Robinson foi condenado em 1ª instância a indenizar em R$ 50 mil o prefeito ACM Neto e sua mãe, Maria do Rosário Magalhães

O deputado estadual Robinson Almeida (PT) voltou a fazer criticas, nesta segunda-feira (11), contra a administração do prefeito de Salvador e presidente Nacional do Democratas, ACM Neto, no ato organizado na Assembleia Legislativa pela bancada do PT pela liberdade de expressão e em desagravo a ação movida pelo alcaide contra o parlamentar. No final do mês passado, Robinson foi condenado em 1ª instância a indenizar em R$ 50 mil o prefeito ACM Neto e sua mãe, Maria do Rosário Magalhães, por ter criticado, em 2018, a destinação de R$ 2,8 milhões para a ONG Parque Social e Empreendedorismo Social, gerida pela progenitora do gestor, e deixar Salvador, na sua avaliação, com a pior Atenção Básica em Saúde na Bahia. A decisão, contudo, cabe recursos em instâncias superiores.

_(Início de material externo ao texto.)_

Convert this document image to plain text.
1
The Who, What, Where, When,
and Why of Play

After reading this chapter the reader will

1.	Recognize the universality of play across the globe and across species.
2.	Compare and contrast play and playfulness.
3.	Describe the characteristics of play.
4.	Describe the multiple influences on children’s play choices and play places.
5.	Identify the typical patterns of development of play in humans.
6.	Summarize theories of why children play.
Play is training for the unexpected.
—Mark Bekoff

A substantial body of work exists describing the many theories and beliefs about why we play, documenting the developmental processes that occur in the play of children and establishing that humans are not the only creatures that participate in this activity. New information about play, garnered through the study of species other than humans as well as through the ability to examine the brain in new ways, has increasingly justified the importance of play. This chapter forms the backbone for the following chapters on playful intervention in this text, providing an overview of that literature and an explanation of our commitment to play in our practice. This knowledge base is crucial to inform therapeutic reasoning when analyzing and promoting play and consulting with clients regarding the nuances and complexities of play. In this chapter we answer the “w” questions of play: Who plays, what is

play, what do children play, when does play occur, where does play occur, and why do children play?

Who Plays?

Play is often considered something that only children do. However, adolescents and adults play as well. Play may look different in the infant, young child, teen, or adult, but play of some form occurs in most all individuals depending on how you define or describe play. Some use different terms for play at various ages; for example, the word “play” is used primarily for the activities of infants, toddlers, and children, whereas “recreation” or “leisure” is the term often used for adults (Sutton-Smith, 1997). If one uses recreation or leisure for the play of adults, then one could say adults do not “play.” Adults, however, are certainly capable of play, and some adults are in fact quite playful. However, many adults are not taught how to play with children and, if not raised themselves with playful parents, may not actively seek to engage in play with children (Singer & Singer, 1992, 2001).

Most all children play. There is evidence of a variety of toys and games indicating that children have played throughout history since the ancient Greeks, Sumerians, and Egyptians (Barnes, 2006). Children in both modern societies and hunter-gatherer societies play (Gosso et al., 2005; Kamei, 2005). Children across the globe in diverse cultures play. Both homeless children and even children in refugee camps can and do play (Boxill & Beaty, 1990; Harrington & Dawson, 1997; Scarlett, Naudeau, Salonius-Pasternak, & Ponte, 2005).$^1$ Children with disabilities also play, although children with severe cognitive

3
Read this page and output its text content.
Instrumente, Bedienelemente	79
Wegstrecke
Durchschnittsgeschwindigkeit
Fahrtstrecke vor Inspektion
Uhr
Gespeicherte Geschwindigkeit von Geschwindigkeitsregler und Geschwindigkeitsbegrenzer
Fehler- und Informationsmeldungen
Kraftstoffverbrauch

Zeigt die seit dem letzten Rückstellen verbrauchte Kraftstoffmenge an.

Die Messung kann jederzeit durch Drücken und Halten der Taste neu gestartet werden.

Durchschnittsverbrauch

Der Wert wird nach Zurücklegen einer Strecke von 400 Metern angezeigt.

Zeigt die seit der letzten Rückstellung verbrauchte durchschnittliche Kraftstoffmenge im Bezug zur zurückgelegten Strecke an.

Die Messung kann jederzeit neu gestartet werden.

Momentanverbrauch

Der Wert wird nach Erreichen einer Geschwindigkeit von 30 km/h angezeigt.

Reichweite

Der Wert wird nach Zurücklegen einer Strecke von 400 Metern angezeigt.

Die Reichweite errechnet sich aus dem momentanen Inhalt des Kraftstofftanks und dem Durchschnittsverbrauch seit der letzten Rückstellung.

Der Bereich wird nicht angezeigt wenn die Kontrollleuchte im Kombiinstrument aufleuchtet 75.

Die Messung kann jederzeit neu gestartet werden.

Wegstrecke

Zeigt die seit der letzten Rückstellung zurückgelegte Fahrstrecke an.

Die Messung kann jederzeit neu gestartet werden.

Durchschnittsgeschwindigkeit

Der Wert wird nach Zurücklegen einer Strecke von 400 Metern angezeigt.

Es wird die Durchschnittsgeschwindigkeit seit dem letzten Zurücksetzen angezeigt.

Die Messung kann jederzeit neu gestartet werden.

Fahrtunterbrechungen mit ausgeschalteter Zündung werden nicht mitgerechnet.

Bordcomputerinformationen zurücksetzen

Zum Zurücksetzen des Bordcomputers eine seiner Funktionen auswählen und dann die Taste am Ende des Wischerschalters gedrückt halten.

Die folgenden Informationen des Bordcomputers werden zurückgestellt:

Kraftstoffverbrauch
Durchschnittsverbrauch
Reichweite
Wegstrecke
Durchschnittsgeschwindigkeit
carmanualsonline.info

“Salvador tem apenas 38% de cobertura da atenção básica da saúde, são dados do Ministério da Saúde. Significa que um milhão e oitocentas mil pessoas não têm qualquer tipo de atenção básica à saúde. Os postos de saúde que funcionam faltam médicos, faltam enfermeiros, faltam agentes comunitários de saúde, mas o prefeito resolveu investir quase R$ 3 milhões de reais, num convênio, em uma ONG presidida pela sua mãe. A saúde em Salvador é uma calamidade”, afirmou Robinson Almeida, um dos nomes colocados no PT como pré-candidato à prefeitura da capital baiana em 2020.

“A irritação do prefeito é porque ele tem em seu DNA uma aversão à convivência democrática, ao debate de ideias, a critica política. Agora mesmo ele anunciou 5 dias para um festival da virada em Salvador. Precisaria de 5 dias de festa na cidade e a saúde de Salvador na UTI? Essa é a prioridade da nossa cidade?”, indagou o deputado, que criticou a gestão do prefeito ACM Neto por não cumprir a Lei 12.994/2014 que institui o Piso Nacional dos Agentes Comunitários de Saúde e de Endemias. “Os agentes de saúde vão paralisar suas atividades porque Salvador é o único município na Bahia que não paga o piso nacional e o prefeito, que tem aversão ao diálogo, está a 90 dias enrolando a categoria. Esse é o debate que incomoda o prefeito, porque ele não consegue viver com a crítica política”, enfatizou o deputado.

O evento, coordenado pelo líder do PT na Casa Legislativa, deputado Marcelino Galo, contou com a participação dos deputados estaduais Osni Cardoso, Zé Raimundo, Fátima Nunes, Neusa Cadore, Maria Del Carmen, Rosemberg Pinto, Jacó, Alex Lima (PSB), dos deputados federais Afonso Florence e Zé Neto, do prefeito de Cruz das Almas, Orlandinho Pereira, dos presidentes eleitos do Partido dos Trabalhadores na Bahia e em Salvador, Éden Valadares e Ademário Costa, do presidente municipal do PC do B, Everaldo Augusto, do representante da Associação Brasileira de Imprensa (ABI), jornalista Fábio Costa Pinto, do ex-deputado Bira Coroa, de representantes do PDT, PSB, da Associação Brasileira Juristas pela Democracia, de movimentos sociais e entidades sindicais.